I wouldn't marry her, not because she had slept with men before- I didn't care about it- but because she humiliated me, she made me a fool, she...

I would do it, let it all unfold, let the wedding take its place, let her dress up in that white gown, let her show up at the altar only to never show up for her.

It would destroy her. Humiliate her. Break her.

The Mafia Princess, jilted at her wedding. Unwanted. Disgraced. Alone.

In my defense, she chose to stay, she chose that. I told her to leave, that she could leave, it was her choice to stay, to endure what was going to happen and what had happened, like last night.

Why I did it? I didn't know, I told myself it was because it's exactly what she did but in reality, I didn't know- nothing in my head seemed to make sense anymore.
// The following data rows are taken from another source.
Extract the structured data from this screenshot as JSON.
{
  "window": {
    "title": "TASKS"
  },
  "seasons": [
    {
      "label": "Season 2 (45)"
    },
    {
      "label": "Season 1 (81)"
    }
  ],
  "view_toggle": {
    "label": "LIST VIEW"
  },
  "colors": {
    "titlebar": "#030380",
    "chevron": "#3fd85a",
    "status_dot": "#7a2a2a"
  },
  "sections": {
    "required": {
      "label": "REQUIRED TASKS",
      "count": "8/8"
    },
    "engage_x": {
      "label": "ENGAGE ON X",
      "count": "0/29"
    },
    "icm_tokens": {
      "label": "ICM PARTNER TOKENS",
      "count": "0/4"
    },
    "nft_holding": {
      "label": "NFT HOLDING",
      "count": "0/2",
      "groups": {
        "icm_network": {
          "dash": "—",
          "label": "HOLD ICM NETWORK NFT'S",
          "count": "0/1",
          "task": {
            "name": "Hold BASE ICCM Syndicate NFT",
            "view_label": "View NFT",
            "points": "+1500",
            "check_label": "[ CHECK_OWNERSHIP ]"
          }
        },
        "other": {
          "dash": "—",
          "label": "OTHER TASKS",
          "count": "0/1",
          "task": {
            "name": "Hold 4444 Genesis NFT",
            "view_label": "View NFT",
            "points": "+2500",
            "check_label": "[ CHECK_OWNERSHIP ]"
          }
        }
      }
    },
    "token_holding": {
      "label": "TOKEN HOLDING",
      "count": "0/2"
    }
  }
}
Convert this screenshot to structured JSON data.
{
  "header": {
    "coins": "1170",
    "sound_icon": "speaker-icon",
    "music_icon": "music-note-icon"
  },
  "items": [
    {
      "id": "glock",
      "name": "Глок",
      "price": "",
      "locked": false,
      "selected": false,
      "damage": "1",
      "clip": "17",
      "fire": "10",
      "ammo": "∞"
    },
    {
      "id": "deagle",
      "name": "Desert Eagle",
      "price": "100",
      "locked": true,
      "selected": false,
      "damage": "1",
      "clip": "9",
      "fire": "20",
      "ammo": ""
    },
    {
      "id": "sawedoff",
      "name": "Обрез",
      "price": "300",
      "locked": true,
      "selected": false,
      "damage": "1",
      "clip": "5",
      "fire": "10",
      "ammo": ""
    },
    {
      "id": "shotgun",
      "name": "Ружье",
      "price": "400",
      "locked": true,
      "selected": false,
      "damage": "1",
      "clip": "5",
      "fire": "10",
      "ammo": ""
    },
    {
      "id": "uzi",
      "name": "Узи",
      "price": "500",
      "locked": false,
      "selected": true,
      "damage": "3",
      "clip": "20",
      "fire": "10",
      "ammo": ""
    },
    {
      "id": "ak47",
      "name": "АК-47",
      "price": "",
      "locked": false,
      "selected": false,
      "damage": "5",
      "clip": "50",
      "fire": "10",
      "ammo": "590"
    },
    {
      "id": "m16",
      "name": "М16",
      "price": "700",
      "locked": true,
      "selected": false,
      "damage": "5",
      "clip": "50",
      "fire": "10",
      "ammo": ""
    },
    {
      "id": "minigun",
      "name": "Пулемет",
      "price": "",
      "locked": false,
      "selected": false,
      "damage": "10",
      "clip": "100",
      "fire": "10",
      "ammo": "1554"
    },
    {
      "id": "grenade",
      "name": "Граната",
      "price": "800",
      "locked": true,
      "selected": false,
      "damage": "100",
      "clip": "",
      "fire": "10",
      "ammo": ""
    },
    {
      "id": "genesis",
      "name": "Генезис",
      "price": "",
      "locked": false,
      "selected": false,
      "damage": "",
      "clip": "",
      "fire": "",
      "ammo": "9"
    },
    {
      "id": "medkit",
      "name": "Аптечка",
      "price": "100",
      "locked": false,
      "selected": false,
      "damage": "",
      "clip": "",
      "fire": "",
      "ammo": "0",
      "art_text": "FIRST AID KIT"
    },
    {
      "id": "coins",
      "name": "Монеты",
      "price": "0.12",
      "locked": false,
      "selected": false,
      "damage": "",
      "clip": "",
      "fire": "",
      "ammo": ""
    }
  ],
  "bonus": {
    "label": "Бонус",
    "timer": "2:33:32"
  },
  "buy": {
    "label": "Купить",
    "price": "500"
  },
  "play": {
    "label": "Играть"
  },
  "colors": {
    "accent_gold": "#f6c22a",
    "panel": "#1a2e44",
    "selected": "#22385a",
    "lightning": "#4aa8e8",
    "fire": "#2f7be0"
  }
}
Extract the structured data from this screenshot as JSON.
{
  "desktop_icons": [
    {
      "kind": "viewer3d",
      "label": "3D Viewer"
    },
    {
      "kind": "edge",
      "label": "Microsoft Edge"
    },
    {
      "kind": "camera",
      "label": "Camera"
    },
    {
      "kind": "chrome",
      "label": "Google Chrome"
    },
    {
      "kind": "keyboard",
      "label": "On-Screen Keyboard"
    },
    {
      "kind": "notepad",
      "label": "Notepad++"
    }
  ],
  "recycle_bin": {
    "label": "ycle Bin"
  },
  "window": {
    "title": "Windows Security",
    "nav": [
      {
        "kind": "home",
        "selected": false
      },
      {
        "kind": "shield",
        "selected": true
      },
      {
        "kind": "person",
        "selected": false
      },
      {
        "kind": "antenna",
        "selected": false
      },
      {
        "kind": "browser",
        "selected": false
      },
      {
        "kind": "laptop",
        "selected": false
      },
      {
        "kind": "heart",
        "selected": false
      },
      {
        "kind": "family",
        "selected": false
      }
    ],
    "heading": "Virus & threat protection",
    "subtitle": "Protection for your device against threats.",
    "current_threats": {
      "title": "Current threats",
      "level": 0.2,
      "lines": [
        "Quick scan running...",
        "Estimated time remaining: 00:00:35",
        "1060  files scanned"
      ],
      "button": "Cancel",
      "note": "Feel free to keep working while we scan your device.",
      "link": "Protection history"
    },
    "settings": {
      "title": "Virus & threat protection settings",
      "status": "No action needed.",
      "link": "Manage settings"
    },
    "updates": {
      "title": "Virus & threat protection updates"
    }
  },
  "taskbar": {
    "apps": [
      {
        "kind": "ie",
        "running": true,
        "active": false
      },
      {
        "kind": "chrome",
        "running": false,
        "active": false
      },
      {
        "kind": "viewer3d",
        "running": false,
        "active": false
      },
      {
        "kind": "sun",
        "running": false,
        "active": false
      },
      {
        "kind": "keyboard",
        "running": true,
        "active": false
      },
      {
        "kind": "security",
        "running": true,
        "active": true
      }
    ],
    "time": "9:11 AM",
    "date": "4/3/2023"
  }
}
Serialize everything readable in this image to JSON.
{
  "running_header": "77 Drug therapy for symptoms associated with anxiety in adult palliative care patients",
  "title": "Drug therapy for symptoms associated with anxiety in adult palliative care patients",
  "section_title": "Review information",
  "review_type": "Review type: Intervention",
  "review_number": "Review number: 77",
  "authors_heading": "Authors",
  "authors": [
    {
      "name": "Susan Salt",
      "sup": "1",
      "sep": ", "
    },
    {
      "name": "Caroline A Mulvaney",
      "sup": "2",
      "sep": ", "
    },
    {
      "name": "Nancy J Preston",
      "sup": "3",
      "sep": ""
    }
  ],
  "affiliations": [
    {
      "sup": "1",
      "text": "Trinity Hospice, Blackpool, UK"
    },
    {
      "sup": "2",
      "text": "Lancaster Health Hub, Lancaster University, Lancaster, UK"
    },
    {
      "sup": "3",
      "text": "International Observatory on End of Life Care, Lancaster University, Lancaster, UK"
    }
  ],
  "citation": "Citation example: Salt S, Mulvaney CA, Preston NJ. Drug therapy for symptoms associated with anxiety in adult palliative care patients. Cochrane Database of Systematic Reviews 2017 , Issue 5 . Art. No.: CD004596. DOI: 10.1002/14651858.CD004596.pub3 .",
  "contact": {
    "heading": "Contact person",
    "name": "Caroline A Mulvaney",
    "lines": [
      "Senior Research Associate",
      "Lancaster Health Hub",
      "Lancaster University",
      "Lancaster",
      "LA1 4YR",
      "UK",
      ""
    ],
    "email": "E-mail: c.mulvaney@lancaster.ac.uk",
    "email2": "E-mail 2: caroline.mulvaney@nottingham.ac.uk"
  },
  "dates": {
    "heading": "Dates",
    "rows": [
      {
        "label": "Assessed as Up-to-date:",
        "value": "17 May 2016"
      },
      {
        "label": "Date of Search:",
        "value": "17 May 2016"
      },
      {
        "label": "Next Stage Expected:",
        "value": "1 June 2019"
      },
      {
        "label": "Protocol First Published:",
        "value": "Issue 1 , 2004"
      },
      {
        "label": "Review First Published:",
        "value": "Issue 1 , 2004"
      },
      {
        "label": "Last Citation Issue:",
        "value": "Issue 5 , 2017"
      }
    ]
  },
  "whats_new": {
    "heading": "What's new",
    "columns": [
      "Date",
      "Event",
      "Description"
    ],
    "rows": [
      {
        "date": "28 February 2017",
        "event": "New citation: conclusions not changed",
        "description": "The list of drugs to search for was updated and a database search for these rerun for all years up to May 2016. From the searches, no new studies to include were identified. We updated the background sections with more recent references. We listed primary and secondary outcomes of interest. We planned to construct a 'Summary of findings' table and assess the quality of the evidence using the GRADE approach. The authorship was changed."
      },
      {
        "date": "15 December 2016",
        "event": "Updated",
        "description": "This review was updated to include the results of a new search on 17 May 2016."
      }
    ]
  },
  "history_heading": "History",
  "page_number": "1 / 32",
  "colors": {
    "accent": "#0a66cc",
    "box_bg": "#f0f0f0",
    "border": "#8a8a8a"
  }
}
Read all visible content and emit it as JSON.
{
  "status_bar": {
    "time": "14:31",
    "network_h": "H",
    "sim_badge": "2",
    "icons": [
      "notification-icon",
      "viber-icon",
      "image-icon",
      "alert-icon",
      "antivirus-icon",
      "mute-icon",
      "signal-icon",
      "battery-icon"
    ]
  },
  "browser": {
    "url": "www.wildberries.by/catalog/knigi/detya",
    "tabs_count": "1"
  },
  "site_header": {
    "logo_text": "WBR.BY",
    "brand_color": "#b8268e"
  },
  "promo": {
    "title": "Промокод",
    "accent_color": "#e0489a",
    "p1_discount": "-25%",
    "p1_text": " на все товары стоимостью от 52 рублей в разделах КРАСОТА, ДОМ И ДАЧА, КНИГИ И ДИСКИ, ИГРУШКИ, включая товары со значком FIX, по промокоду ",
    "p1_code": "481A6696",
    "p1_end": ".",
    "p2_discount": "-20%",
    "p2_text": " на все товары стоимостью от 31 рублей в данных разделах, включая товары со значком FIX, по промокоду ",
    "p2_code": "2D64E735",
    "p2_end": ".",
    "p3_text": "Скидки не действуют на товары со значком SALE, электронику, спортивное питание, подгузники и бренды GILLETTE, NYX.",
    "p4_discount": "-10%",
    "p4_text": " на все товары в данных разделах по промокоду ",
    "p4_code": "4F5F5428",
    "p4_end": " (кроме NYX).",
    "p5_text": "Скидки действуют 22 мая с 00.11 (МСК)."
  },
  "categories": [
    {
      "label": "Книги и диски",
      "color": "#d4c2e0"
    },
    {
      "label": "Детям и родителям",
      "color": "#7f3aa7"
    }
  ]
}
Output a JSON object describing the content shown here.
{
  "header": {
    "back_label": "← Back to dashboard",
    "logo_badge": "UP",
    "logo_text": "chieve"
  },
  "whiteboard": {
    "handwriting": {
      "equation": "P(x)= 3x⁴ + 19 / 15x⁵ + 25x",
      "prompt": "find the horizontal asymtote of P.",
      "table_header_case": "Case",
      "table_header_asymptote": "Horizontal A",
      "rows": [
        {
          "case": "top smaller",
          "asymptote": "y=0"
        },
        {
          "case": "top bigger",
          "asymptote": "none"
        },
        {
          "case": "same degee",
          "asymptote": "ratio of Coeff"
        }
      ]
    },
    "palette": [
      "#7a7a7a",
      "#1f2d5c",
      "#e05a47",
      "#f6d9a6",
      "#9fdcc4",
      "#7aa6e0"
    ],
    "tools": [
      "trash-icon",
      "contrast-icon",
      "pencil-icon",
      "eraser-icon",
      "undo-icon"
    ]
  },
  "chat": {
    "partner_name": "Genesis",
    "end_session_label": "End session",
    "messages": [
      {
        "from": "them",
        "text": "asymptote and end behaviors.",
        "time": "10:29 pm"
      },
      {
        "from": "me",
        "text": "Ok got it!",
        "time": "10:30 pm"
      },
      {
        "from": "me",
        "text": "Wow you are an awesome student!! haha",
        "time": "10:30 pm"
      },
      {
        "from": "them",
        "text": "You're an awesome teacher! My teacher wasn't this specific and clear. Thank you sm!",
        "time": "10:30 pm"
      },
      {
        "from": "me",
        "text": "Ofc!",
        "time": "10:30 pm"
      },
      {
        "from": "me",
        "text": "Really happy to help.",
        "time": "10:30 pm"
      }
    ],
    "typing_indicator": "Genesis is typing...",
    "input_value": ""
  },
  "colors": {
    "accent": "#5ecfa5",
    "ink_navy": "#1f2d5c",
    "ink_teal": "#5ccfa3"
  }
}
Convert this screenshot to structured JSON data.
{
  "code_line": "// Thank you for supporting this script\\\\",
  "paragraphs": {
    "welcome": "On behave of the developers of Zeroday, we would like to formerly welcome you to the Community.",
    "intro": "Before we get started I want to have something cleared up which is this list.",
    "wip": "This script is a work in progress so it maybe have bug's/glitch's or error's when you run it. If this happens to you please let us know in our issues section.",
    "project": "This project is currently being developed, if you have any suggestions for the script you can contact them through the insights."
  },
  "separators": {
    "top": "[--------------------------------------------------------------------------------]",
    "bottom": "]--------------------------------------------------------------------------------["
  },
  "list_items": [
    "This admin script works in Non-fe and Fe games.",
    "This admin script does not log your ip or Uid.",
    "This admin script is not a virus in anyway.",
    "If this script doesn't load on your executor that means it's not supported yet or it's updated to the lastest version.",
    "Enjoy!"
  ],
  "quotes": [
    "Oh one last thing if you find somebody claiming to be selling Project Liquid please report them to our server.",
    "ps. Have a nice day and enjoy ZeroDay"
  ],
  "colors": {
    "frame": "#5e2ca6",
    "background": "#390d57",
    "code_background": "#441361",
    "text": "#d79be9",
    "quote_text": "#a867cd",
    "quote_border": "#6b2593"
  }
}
The moment I sat with an old fling, I told myself it wasn't cheating because technically I told her I wouldn't marry her. I wasn't cheating but it felt like I was with each second I sat there, talking to a woman that I had once fucked. I sat, bored, thinking of another woman who was probably waiting for me at home, with a meal she had cooked, waiting like every night for the past two weeks.

I thought of her and at first, I thought it was my pure imagination- my psychosis- but the moment I saw the hurt in her usually bright hazel eyes- brief but gone in a flash- I knew it was Contessina standing behind a woman who I couldn't even remember the name to.